Свет праведных. Том 1. Декабристы
Шрифт:
– Нет!
– Вас ничто не беспокоит?
– Нет.
– Ваш отец…
– Мой отец?.. Думаю, завтра или послезавтра я получу от него письмо… Во всяком случае, надеюсь, что получу… Если нет, напишу еще раз… И все решится… Верьте мне… И думайте о нашей любви… Она должна быть сильнее всего и всех…
За скороговоркой ему хотелось скрыть смущение. Вдруг поверх голов его взгляд выхватил Дельфину. Господи, неужели эта женщина когда-то действительно казалась ему красивой! Вульгарная, с нарумяненными щеками, с маленькими глазками, двойным подбородком… Но тогда не возникало никаких осложнений!.. Упрекнув себя в глупости, Николай взглянул на Софи – с ее глубокими глазами, длинной шеей, темными шелковистыми волосами, созданную словно для драмы. Течением толпы их прибило к Дельфине, которая воскликнула:
– Да это господин Озарёв! Вот уж не знала, что вы вновь в Париже!..
– Вы
– Да, дорогая, он был первым русским, осмелившимся обратиться ко мне! Теперь их редко встретишь! А жаль! Пошли, Эдди!

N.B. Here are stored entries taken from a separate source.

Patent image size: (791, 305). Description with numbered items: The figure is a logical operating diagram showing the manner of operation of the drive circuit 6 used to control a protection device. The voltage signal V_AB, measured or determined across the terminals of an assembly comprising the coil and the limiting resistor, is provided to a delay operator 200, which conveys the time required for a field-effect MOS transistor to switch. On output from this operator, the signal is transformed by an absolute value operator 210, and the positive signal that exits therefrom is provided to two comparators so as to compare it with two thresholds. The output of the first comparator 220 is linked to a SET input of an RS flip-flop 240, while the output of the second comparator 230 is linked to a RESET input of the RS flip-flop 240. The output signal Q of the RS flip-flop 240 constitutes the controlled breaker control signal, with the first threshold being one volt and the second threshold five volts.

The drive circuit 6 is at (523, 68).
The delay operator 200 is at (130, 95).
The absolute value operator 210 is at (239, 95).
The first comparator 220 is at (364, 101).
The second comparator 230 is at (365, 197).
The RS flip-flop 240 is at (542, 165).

За ней шел английский офицер – светлый, розовый, негнущийся. Шотландская юбка открывала его толстые коленки. Де Шарлаз представила его как соратника Веллингтона, он ни слова не знал по-французски. Носки его украшали ленточки. Опираясь на руку этого странного героя в юбке, баронесса ничуть не смущалась, болтала об актерах, заливисто смеялась и время от времени останавливала на встреченном полный воспоминаний взгляд, очевидно, забавляясь тем, что близко узнала его еще до Софи, которая теперь так гордилась, что может показаться с ним на людях. Николай чувствовал себя так, словно его прилюдно раздели, и мечтал лишь о том, чтобы невеста ничего не заметила – малейшее подозрение, и все потеряно! Отцовский отказ, нескромность бывшей любовницы – не слишком ли для одного дня! Окончания антракта он ждал, словно чуда, спасения, освобождения! Дельфина второй раз повторила: «Нам обязательно надо увидеться!», улыбнулась бывшей подруге и в шорохе платья удалилась, за ней уточкой устремился офицер.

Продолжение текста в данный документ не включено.